Published online by Cambridge University Press: 05 July 2014
Big data pose several interesting and new challenges to statisticians and others who want to extract information from data. As Groves pointedly commented, the era is “appropriately called Big Data as opposed to Big Information,” because there is a lot of work for analysts before information can be gained from “auxiliary traces of some process that is going on in the society.” The analytic challenges most often discussed are those related to three of the Vs that are used to characterize big data. The volume of truly massive data requires expansion of processing techniques that match modern hardware infrastructure, cloud computing with appropriate optimization mechanisms, and re-engineering of storage systems. The velocity of the data calls for algorithms that allow learning and updating on a continuous basis, and of course the computing infrastructure to do so. Finally, the variety of the data structures requires statistical methods that more easily allow for the combination of different data types collected at different levels, sometimes with a temporal and geographic structure.

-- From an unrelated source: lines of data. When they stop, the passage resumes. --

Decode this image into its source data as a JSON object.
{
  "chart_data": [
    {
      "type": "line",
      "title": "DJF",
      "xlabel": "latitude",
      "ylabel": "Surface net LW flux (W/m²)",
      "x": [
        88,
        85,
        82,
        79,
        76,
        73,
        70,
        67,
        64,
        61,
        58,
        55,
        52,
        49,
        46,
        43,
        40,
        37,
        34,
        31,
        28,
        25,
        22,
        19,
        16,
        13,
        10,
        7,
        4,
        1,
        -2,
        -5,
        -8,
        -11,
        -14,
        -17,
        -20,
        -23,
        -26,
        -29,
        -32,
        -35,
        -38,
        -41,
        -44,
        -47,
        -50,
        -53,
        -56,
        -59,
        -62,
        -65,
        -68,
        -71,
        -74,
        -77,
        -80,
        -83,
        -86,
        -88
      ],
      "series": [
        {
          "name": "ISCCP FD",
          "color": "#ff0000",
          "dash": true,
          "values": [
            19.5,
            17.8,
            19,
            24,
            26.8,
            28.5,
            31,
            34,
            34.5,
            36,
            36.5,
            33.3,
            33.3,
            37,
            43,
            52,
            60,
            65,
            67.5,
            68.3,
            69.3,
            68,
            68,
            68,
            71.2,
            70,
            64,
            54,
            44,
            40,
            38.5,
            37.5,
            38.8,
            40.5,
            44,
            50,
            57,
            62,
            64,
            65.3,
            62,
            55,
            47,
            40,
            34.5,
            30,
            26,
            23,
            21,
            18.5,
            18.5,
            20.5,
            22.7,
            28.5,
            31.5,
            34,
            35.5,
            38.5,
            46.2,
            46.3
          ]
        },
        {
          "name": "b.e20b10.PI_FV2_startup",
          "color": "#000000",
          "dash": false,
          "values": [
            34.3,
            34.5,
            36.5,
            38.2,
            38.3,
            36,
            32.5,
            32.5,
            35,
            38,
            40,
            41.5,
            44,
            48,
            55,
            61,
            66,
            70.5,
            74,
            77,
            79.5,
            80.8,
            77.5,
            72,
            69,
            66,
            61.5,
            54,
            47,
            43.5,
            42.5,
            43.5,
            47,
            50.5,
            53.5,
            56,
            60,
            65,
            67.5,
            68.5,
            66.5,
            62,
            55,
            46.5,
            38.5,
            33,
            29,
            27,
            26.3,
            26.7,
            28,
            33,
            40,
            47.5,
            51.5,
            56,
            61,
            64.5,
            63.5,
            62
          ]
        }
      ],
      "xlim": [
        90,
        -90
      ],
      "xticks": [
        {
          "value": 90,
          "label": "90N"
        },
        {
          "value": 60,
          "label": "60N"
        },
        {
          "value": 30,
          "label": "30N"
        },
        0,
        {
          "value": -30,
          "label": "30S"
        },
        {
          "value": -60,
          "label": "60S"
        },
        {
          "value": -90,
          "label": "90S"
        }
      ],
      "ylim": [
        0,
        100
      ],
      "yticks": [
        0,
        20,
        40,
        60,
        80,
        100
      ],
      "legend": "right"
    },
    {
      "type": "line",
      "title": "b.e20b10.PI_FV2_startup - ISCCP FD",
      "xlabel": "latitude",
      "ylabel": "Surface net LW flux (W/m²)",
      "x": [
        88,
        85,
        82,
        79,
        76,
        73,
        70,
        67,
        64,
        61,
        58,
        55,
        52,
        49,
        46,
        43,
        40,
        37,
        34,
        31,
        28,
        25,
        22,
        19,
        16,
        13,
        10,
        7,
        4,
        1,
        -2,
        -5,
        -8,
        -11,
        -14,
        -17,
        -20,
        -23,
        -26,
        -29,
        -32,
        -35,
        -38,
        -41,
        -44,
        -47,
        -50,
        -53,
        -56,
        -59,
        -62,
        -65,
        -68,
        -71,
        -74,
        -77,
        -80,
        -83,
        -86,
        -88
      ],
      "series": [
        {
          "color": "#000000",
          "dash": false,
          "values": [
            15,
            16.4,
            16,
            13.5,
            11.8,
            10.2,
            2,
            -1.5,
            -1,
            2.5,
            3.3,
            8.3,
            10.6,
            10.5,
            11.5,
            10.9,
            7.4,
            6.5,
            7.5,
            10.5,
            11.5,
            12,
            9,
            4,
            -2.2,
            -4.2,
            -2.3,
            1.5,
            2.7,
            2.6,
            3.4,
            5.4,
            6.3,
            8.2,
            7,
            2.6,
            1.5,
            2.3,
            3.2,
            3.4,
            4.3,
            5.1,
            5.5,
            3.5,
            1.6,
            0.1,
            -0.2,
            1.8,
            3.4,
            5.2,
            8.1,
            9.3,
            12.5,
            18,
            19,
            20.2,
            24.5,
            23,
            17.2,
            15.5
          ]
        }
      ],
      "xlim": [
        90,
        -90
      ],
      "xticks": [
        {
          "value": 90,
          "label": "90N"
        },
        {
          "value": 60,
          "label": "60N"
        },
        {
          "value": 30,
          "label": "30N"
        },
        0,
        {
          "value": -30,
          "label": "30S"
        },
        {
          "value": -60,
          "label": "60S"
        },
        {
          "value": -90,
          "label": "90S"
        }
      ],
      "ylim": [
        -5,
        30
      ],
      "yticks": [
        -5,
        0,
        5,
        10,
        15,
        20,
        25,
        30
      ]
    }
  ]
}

However, when it comes to privacy and confidentiality, the challenges of extracting (meaningful) information from big data are in our view similar to those associated with data of much smaller size, surveys being one example. For any statistician or quantitative working (social) scientist there are two main concerns when extracting information from data, which we summarize here as concerns about measurement and concerns about inference. Both of these aspects can be implicated by privacy and confidentiality concerns.